The flavors are a big sticking point for many public health groups. On one hand, at least one study backed up the common argument among vapers that a variety of flavor options makes it more likely that ex-smokers will stick to e-cigarettes. On the other, vaping is increasing in popularity among teens and middle-schoolers, and nicotine poisoning from kids accidentally ingesting e-liquids is on the rise.

The major crux of the debate is the fact that, because vaping has only been around for a short time, we don't know the long-term effects. Early evidence shows vaping is safer than smoking, but it's not as safe as just breathing clean air. And the chemicals used in flavoring e-liquids could have potentially dangerous side effects.

"We know that tobacco is going to kill you, but we are finding people are having incredible success with tobacco-free alternatives such as vaping," said Tony Mandarano, founder of ZampleBox, a vaping subscription start-up. "Vaping isn't like taking a vitamin, and nobody is saying that. It's about harm reduction."

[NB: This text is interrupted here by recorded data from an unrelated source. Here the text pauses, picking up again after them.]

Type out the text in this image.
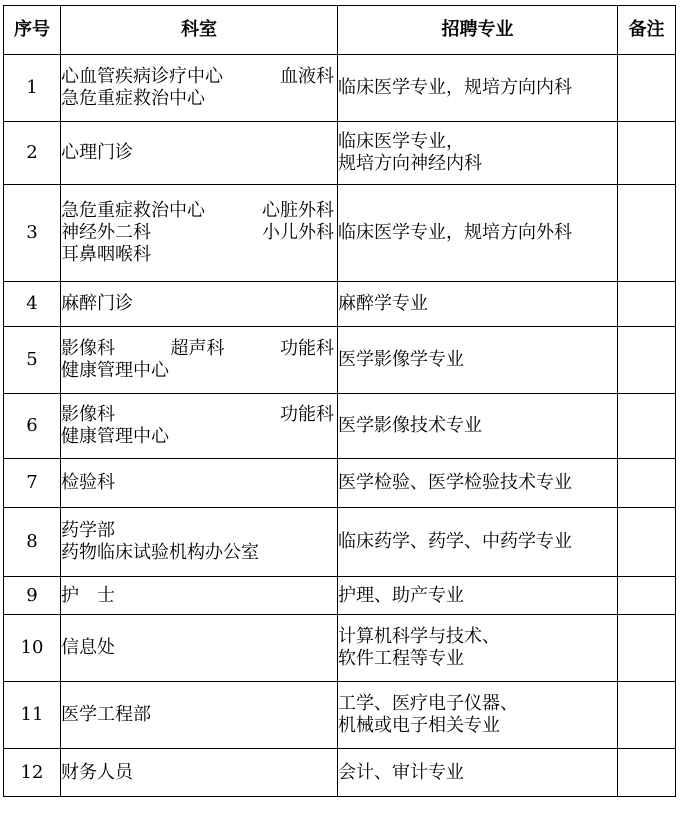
序号	科室	招聘专业	备注
1	心血管疾病诊疗中心 血液科
急危重症救治中心	临床医学专业，规培方向内科	

2	心理门诊	临床医学专业，
规培方向神经内科	

3	急危重症救治中心 心脏外科
神经外二科 小儿外科
耳鼻咽喉科	临床医学专业，规培方向外科	

4	麻醉门诊	麻醉学专业	

5	影像科 超声科 功能科
健康管理中心	医学影像学专业	

6	影像科 功能科
健康管理中心	医学影像技术专业	

7	检验科	医学检验、医学检验技术专业	

8	药学部
药物临床试验机构办公室	临床药学、药学、中药学专业	

9	护　士	护理、助产专业	

10	信息处	计算机科学与技术、
软件工程等专业	

11	医学工程部	工学、医疗电子仪器、
机械或电子相关专业	

12	财务人员	会计、审计专业	
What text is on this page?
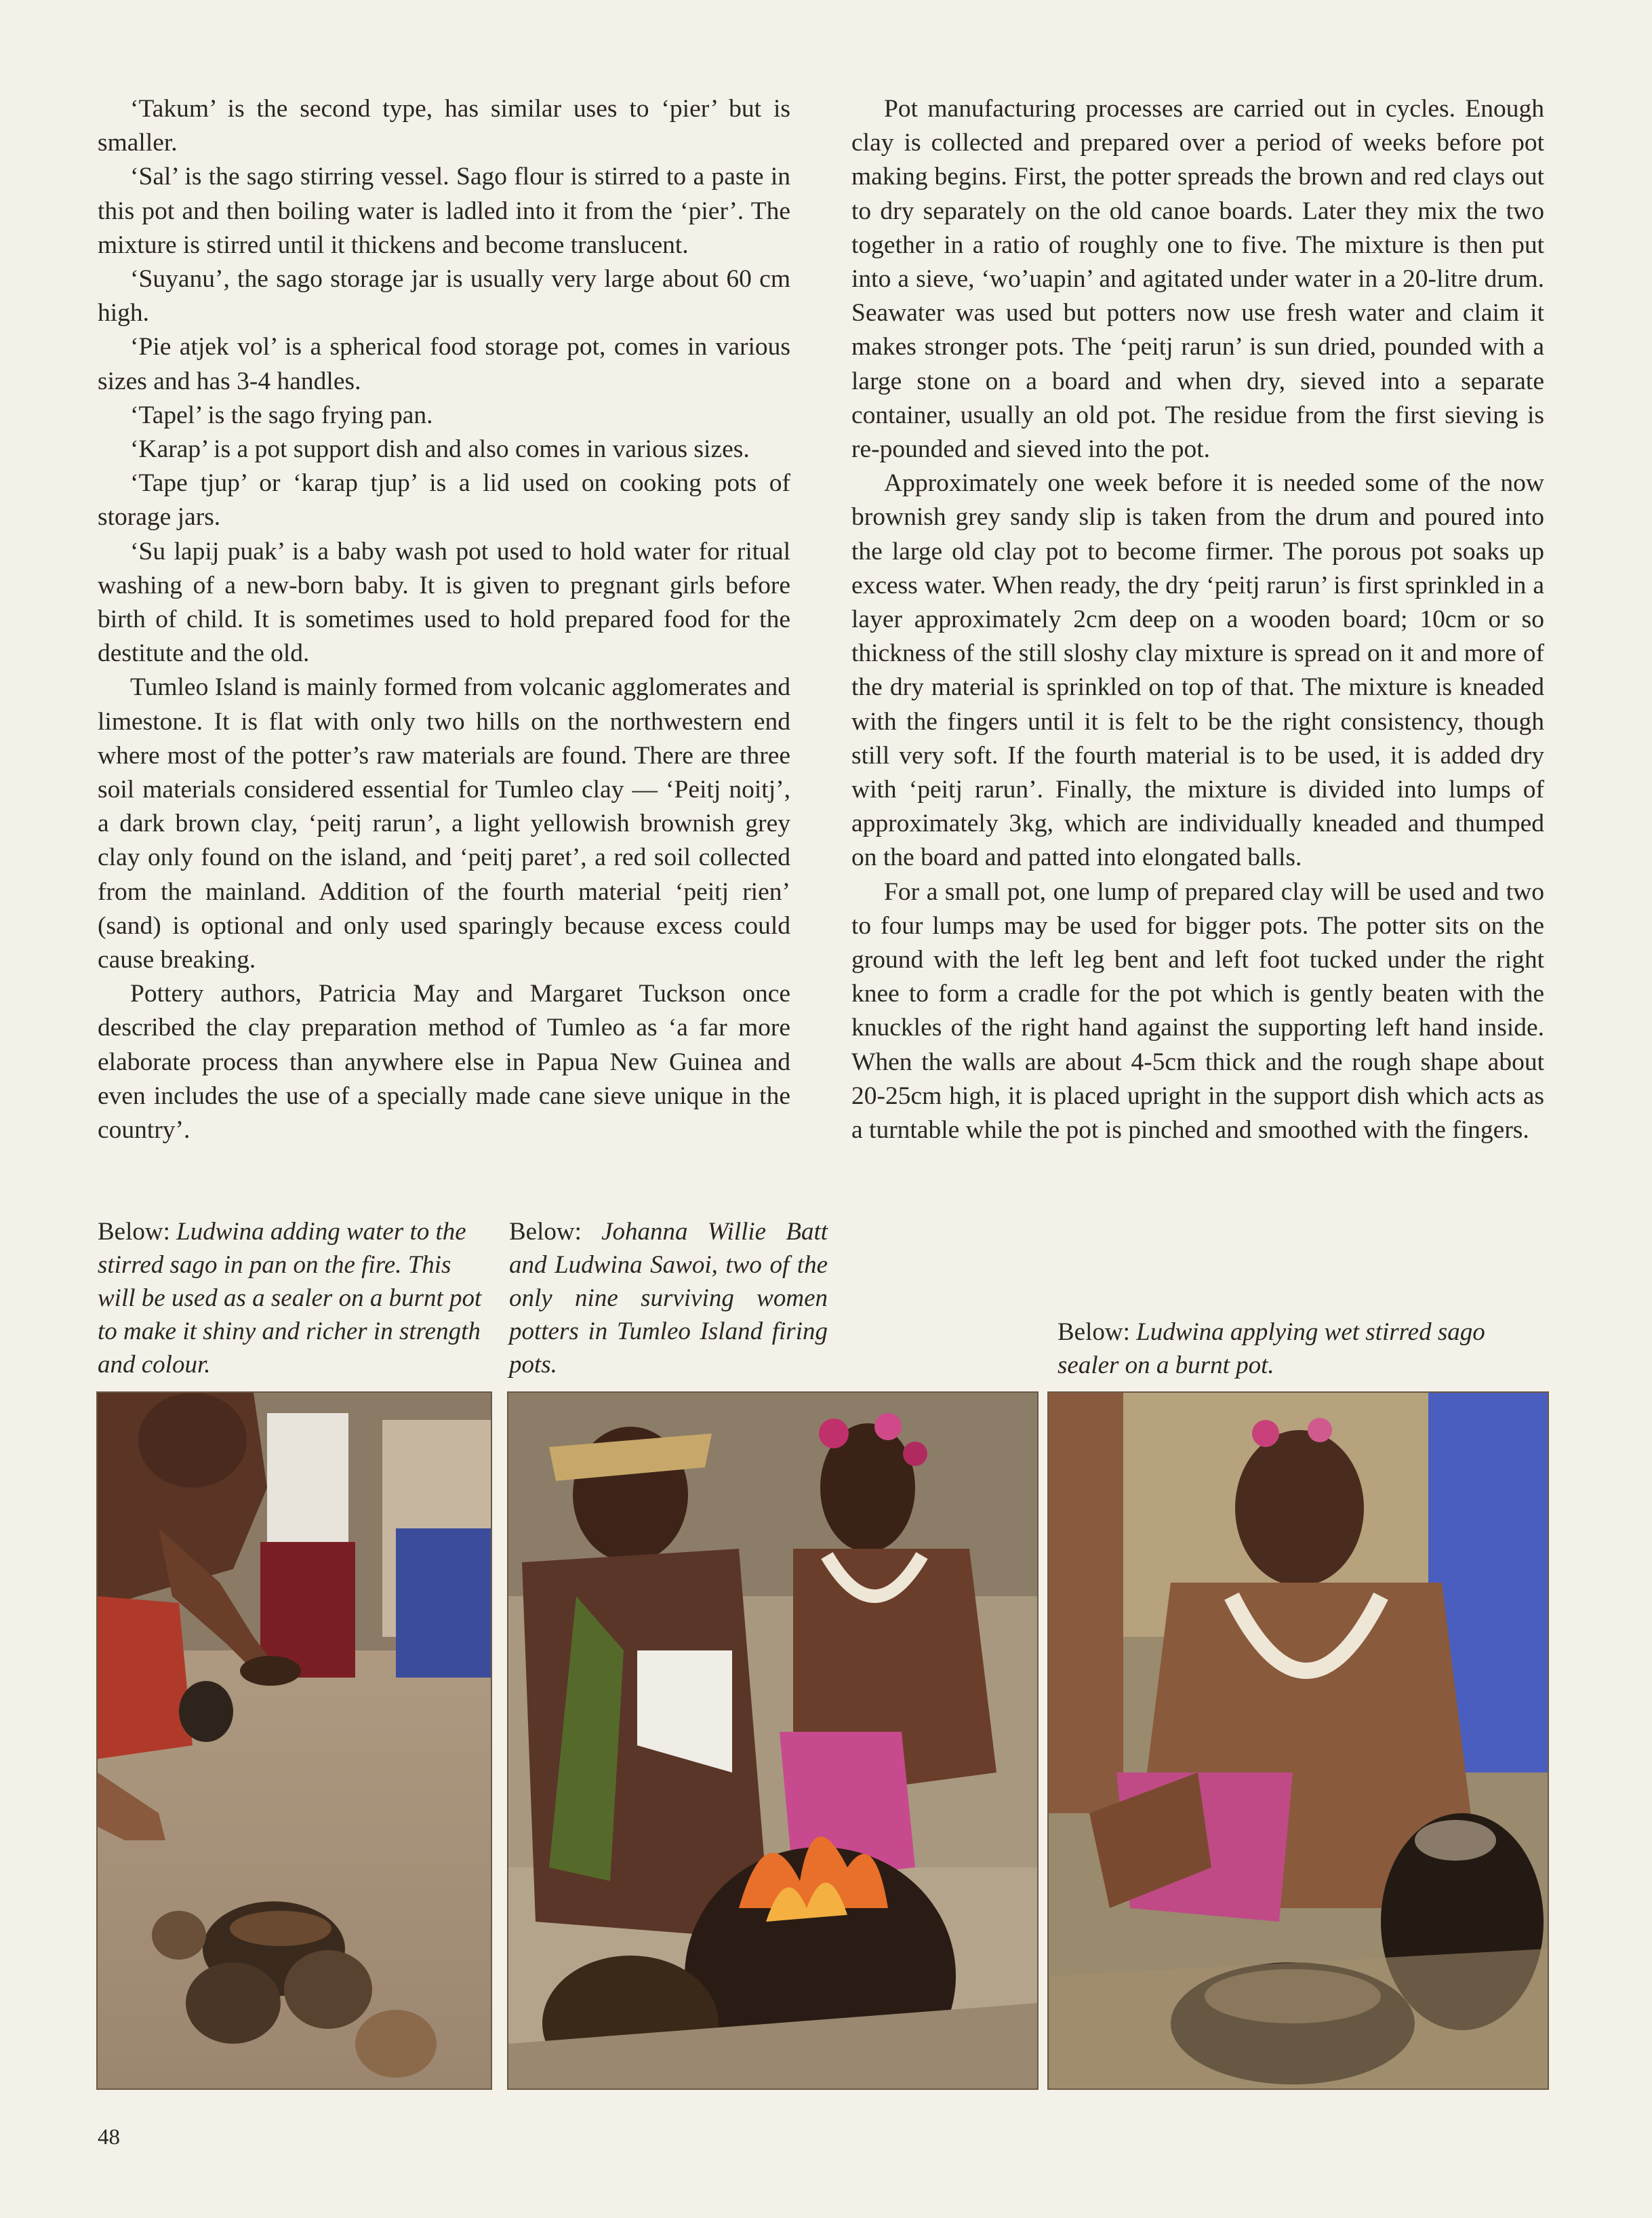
‘Takum’ is the second type, has similar uses to ‘pier’ but is smaller.

‘Sal’ is the sago stirring vessel. Sago flour is stirred to a paste in this pot and then boiling water is ladled into it from the ‘pier’. The mixture is stirred until it thickens and become translucent.

‘Suyanu’, the sago storage jar is usually very large about 60 cm high.

‘Pie atjek vol’ is a spherical food storage pot, comes in various sizes and has 3-4 handles.

‘Tapel’ is the sago frying pan.

‘Karap’ is a pot support dish and also comes in various sizes.

‘Tape tjup’ or ‘karap tjup’ is a lid used on cooking pots of storage jars.

‘Su lapij puak’ is a baby wash pot used to hold water for ritual washing of a new-born baby. It is given to pregnant girls before birth of child. It is sometimes used to hold prepared food for the destitute and the old.

Tumleo Island is mainly formed from volcanic agglomerates and limestone. It is flat with only two hills on the northwestern end where most of the potter’s raw materials are found. There are three soil materials considered essential for Tumleo clay — ‘Peitj noitj’, a dark brown clay, ‘peitj rarun’, a light yellowish brownish grey clay only found on the island, and ‘peitj paret’, a red soil collected from the mainland. Addition of the fourth material ‘peitj rien’ (sand) is optional and only used sparingly because excess could cause breaking.

Pottery authors, Patricia May and Margaret Tuckson once described the clay preparation method of Tumleo as ‘a far more elaborate process than anywhere else in Papua New Guinea and even includes the use of a specially made cane sieve unique in the country’.

Pot manufacturing processes are carried out in cycles. Enough clay is collected and prepared over a period of weeks before pot making begins. First, the potter spreads the brown and red clays out to dry separately on the old canoe boards. Later they mix the two together in a ratio of roughly one to five. The mixture is then put into a sieve, ‘wo’uapin’ and agitated under water in a 20-litre drum. Seawater was used but potters now use fresh water and claim it makes stronger pots. The ‘peitj rarun’ is sun dried, pounded with a large stone on a board and when dry, sieved into a separate container, usually an old pot. The residue from the first sieving is re-pounded and sieved into the pot.

Approximately one week before it is needed some of the now brownish grey sandy slip is taken from the drum and poured into the large old clay pot to become firmer. The porous pot soaks up excess water. When ready, the dry ‘peitj rarun’ is first sprinkled in a layer approximately 2cm deep on a wooden board; 10cm or so thickness of the still sloshy clay mixture is spread on it and more of the dry material is sprinkled on top of that. The mixture is kneaded with the fingers until it is felt to be the right consistency, though still very soft. If the fourth material is to be used, it is added dry with ‘peitj rarun’. Finally, the mixture is divided into lumps of approximately 3kg, which are individually kneaded and thumped on the board and patted into elongated balls.

For a small pot, one lump of prepared clay will be used and two to four lumps may be used for bigger pots. The potter sits on the ground with the left leg bent and left foot tucked under the right knee to form a cradle for the pot which is gently beaten with the knuckles of the right hand against the supporting left hand inside. When the walls are about 4-5cm thick and the rough shape about 20-25cm high, it is placed upright in the support dish which acts as a turntable while the pot is pinched and smoothed with the fingers.

Below: Ludwina adding water to the stirred sago in pan on the fire. This will be used as a sealer on a burnt pot to make it shiny and richer in strength and colour.

Below: Johanna Willie Batt and Ludwina Sawoi, two of the only nine surviving women potters in Tumleo Island firing pots.

Below: Ludwina applying wet stirred sago sealer on a burnt pot.

48
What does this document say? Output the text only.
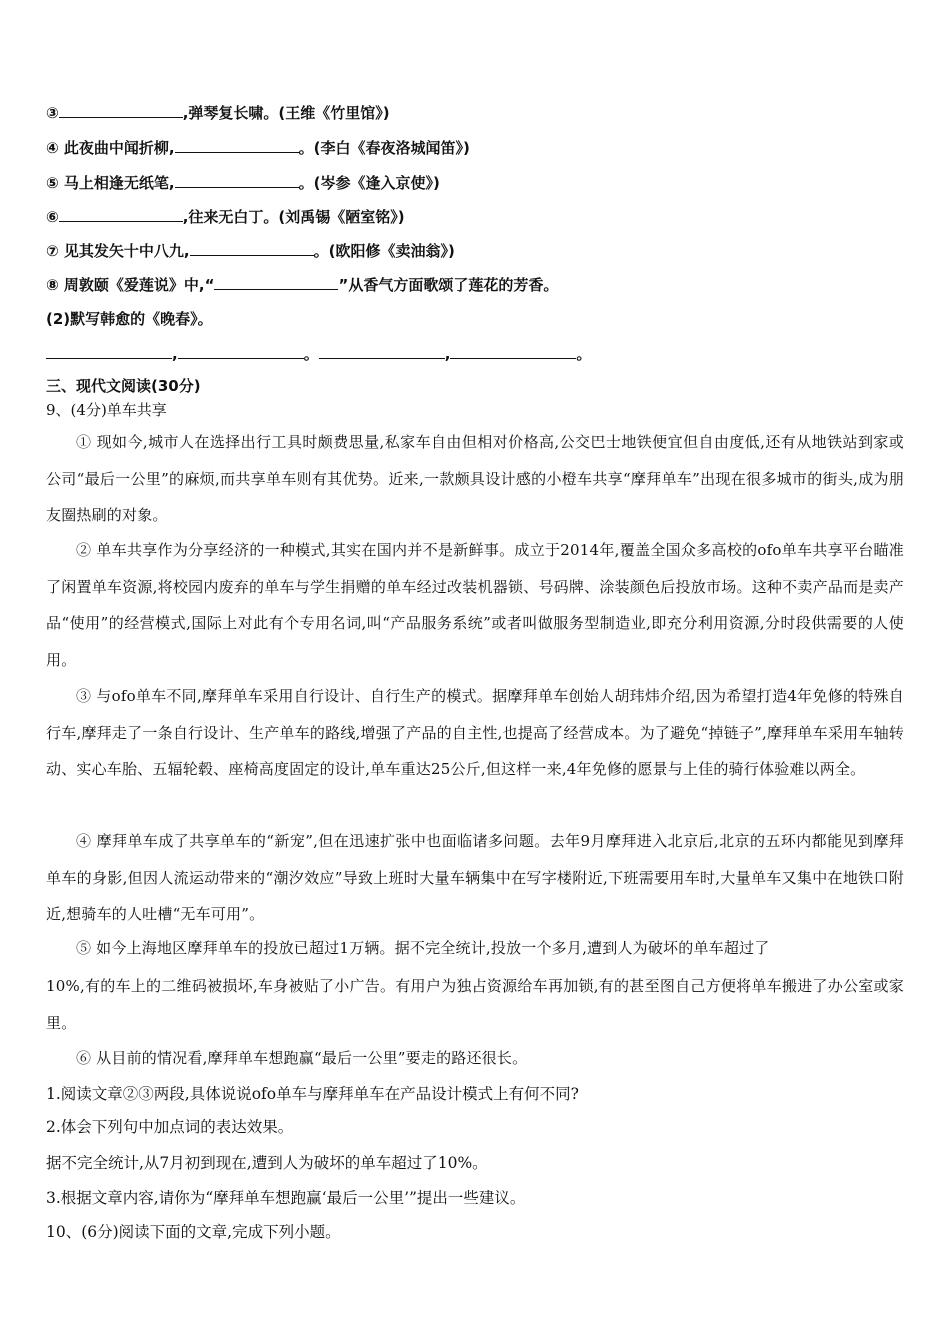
③	,弹琴复长啸。(王维《竹里馆》)
④ 此夜曲中闻折柳,	。(李白《春夜洛城闻笛》)
⑤ 马上相逢无纸笔,	。(岑参《逢入京使》)
⑥	,往来无白丁。(刘禹锡《陋室铭》)
⑦ 见其发矢十中八九,	。(欧阳修《卖油翁》)
⑧ 周敦颐《爱莲说》中,“	”从香气方面歌颂了莲花的芳香。
(2)默写韩愈的《晚春》。
,	。	,	。
三、现代文阅读(30分)
9、(4分)单车共享
① 现如今,城市人在选择出行工具时颇费思量,私家车自由但相对价格高,公交巴士地铁便宜但自由度低,还有从地铁站到家或公司“最后一公里”的麻烦,而共享单车则有其优势。近来,一款颇具设计感的小橙车共享“摩拜单车”出现在很多城市的街头,成为朋友圈热刷的对象。
② 单车共享作为分享经济的一种模式,其实在国内并不是新鲜事。成立于2014年,覆盖全国众多高校的ofo单车共享平台瞄准了闲置单车资源,将校园内废弃的单车与学生捐赠的单车经过改装机器锁、号码牌、涂装颜色后投放市场。这种不卖产品而是卖产品“使用”的经营模式,国际上对此有个专用名词,叫“产品服务系统”或者叫做服务型制造业,即充分利用资源,分时段供需要的人使用。
③ 与ofo单车不同,摩拜单车采用自行设计、自行生产的模式。据摩拜单车创始人胡玮炜介绍,因为希望打造4年免修的特殊自行车,摩拜走了一条自行设计、生产单车的路线,增强了产品的自主性,也提高了经营成本。为了避免“掉链子”,摩拜单车采用车轴转动、实心车胎、五辐轮毂、座椅高度固定的设计,单车重达25公斤,但这样一来,4年免修的愿景与上佳的骑行体验难以两全。
④ 摩拜单车成了共享单车的“新宠”,但在迅速扩张中也面临诸多问题。去年9月摩拜进入北京后,北京的五环内都能见到摩拜单车的身影,但因人流运动带来的“潮汐效应”导致上班时大量车辆集中在写字楼附近,下班需要用车时,大量单车又集中在地铁口附近,想骑车的人吐槽“无车可用”。
⑤ 如今上海地区摩拜单车的投放已超过1万辆。据不完全统计,投放一个多月,遭到人为破坏的单车超过了
10%,有的车上的二维码被损坏,车身被贴了小广告。有用户为独占资源给车再加锁,有的甚至图自己方便将单车搬进了办公室或家里。
⑥ 从目前的情况看,摩拜单车想跑赢“最后一公里”要走的路还很长。
1.阅读文章②③两段,具体说说ofo单车与摩拜单车在产品设计模式上有何不同?
2.体会下列句中加点词的表达效果。
据不完全统计,从7月初到现在,遭到人为破坏的单车超过了10%。
3.根据文章内容,请你为“摩拜单车想跑赢‘最后一公里’”提出一些建议。
10、(6分)阅读下面的文章,完成下列小题。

For now, the vaping industry is holding on to hope that one of three things might happen: we find out the FDA voluntarily changed the grandfather date in the final regulations ; the OMB requires the FDA to change the date; or a congressional bill that changes the date for the FDA will pass. If none of those options come through, the future of the vaping industry in the US will be seriously threatened.

As one poster on a vaping subreddit succinctly put it: "if this is true and what will be finalized, we are truly fucked."